(See the prelude for some general information on what this is all about)
Strong scaling performance comparisons between standard (i.e., CPU-based) and accelerated (e.g., GPU-based) systems are particularly rewarding, since there is ample opportunity to generate any speedup number you want. It is not about fabricating a large GPU vs. CPU speedup – this special topic deserves its own stunt (stay tuned!). You can just as well apply it to a “baseline” vs. an “optimized” code on the same machine.
This may not be easy to digest on a theoretical level, so I explain it using an example: Assume we have a parallel CPU code whose strong scalability is limited by Amdahl’s Law with a serial runtime fraction of 0.3%. Hence, the speedup factor is limited to 333. A parallel GPGPU version of the same program achieves a speedup of 10 (compared to one CPU socket) for the parallel part, and of 5 for the sequential part. Figure 1 shows a performance comparison for up to 16384 compute units (CPU sockets or GPUs, respectively). As expected, the GPGPU speedup is 10 for small numbers of workers and goes down to 5 for large numbers – always comparing equal numbers of GPGPUs and CPU sockets. So far so good.
However, if you pose the right question, the factor can be much larger – even infinity, if you want: If we ask “How many CPU sockets do we need to outcompute 32 GPUs?”, the answer is clearly 2048. This means that your GPU-vs-CPU speedup is not 5, and also not 10, but almost 64 (see the dashed line in the graph). And its gets even better: Somewhere between 32 and 40 GPUs the required number of CPU sockets slips away to infinity! Your GPUs can go where no CPU has ever gone before (and never will)!
The reason why this works is that you compare the two graphs at different numbers of workers – so different that the parallel efficiency for the CPU code is way down, whereas for the GPU code it is still acceptable (see Fig. 2)! Or to put it the other way round: If we compare equal numbers of workers on both sides, the parallel efficiency on the CPUs is always better.

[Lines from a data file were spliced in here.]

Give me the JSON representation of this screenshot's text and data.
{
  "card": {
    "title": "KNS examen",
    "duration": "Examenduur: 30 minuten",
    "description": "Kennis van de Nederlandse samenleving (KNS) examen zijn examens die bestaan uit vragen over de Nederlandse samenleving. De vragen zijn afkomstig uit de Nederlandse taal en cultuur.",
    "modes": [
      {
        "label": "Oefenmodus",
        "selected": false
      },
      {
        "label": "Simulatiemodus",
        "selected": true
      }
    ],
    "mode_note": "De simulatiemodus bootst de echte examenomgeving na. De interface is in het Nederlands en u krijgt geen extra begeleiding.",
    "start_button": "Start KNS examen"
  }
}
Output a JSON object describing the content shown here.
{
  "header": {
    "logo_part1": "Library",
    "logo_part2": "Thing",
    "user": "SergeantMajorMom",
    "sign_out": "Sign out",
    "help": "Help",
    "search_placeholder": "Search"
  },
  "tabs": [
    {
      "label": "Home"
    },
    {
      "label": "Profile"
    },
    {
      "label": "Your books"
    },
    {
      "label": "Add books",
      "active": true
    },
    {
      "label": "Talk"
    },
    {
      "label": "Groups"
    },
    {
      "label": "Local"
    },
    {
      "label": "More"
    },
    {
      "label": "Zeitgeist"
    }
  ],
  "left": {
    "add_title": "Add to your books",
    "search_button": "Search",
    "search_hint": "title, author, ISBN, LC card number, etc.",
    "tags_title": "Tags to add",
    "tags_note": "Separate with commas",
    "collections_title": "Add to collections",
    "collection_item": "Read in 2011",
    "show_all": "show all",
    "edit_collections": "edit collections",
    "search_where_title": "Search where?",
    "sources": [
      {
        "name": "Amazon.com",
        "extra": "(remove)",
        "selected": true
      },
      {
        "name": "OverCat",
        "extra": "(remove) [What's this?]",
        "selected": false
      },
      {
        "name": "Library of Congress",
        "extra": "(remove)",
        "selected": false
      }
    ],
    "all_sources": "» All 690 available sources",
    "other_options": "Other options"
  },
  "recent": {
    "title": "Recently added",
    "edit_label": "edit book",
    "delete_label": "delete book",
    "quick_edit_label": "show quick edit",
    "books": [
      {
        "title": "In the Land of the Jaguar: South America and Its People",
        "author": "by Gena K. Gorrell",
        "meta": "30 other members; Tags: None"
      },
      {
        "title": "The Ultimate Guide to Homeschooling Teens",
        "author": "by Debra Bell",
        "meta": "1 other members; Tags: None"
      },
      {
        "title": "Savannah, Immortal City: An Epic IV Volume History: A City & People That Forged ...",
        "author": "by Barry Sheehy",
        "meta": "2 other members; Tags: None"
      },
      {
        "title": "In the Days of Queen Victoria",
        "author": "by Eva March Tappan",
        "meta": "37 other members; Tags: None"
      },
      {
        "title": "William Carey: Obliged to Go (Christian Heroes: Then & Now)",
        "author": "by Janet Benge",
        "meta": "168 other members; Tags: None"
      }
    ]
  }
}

The sensible way to compare achievable performance would be to set a certain practical lower limit for the parallel efficiency, e.g., 50%. From a computing center point of view, this is probably the lowest efficiency we’d be willing to accept, except in cases where the reason for going parallel is lack of memory. Scaling beyond that point does not make sense, not even for the purpose of comparison! A reasonable question to ask would be “How much performance can I get from the two codes at their respective minimum acceptable efficiency point?”
So the gist of it is: When comparing scaled performance data, ask the right questions and be the hero of the day. And don’t talk about parallel efficiency, or people might ask why you are wasting precious CPU cycles…
Thanks to Gerhard for discovering this extraordinary stunt!